Philippe Abjean a relancé le Tro Breiz. © Philippe Erard

Avec l'association Les chemins du Tro Breiz, Philippe Abjean a relancé le tour de Bretagne, sept étapes annuelles en hommage aux saints fondateurs des évêchés de Bretagne.

Philippe Abjean est un pionnier. Pataugas aux pieds, il a repris les chemins anciens des saints bretons. Depuis, ce professeur de philosophie à Saint-Pol-de-Léon et catholique fervent a entraîné des centaines de marcheurs à sa suite.

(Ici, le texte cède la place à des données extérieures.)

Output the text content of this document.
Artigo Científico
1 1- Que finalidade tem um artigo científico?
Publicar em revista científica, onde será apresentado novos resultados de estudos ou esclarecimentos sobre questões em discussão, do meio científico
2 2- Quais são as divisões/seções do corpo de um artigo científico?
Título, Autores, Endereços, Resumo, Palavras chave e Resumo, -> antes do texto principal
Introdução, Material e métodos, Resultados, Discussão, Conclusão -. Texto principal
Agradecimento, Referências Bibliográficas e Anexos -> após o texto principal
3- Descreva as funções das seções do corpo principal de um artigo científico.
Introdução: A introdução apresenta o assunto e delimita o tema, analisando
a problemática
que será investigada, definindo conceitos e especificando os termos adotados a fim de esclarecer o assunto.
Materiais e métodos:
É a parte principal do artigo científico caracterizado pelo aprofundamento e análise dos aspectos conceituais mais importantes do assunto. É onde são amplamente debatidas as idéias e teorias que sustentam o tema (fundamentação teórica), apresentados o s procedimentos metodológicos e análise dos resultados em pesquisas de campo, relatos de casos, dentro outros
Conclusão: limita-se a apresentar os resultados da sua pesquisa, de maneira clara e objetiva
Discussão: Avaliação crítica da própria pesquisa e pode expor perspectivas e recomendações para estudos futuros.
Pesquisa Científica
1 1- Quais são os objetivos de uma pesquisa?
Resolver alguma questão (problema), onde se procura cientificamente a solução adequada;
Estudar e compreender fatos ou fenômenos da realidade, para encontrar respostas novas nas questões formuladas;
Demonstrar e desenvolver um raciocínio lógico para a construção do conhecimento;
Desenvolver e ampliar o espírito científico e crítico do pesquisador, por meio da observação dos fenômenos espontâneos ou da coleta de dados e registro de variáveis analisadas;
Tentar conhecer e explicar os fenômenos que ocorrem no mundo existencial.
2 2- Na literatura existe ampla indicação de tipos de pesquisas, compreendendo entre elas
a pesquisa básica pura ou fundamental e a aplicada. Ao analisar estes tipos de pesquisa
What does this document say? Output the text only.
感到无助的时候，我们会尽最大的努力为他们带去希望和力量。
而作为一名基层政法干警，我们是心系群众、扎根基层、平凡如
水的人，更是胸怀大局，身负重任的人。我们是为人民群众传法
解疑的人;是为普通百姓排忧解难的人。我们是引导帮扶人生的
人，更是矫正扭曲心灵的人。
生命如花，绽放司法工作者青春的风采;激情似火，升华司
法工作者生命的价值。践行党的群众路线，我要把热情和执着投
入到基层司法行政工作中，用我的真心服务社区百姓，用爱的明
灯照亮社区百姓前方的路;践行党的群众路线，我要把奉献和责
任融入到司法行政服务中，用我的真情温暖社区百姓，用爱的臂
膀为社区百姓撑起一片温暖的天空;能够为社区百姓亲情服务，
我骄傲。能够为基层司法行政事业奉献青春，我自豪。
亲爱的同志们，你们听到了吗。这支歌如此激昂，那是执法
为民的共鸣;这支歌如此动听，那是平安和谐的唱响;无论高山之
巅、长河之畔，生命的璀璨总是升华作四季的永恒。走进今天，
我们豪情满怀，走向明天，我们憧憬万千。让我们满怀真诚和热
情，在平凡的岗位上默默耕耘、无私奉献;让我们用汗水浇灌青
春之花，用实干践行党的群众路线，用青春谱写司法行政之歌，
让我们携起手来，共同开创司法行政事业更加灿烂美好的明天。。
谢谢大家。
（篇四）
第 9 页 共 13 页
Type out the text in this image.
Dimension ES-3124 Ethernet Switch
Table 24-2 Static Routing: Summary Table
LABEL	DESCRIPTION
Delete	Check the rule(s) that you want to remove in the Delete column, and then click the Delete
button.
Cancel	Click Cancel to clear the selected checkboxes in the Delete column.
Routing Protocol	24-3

En 1994, ils sont 600 pèlerins au départ de Quimper. En août 2000, ils n'étaient pas moins de 2 500 en marche, attendus par plus de 10 000 personnes à l'arrivée de la septième étape annuelle de cet ancien pèlerinage médiéval de 700 km dédié aux « sept saints fondateurs de la Bretagne ».

Philippe Abjean se souvient avec émotion de l'époque héroïque des débuts : « C'était l'épouvante en terme d'organisation ! Les freins du tracteur que nous utilisions pour le transport des gros bagages ont lâché et l'engin est allé dans le décor... »

C'est l'une des particularités de ce tour de Bretagne réglé comme du papier à musique : il suffit de mettre de l'eau, du pain et un recueil des poèmes du Breton Xavier Grall dans sa musette pour prendre la route. De ville en ville, les camions transportent le reste.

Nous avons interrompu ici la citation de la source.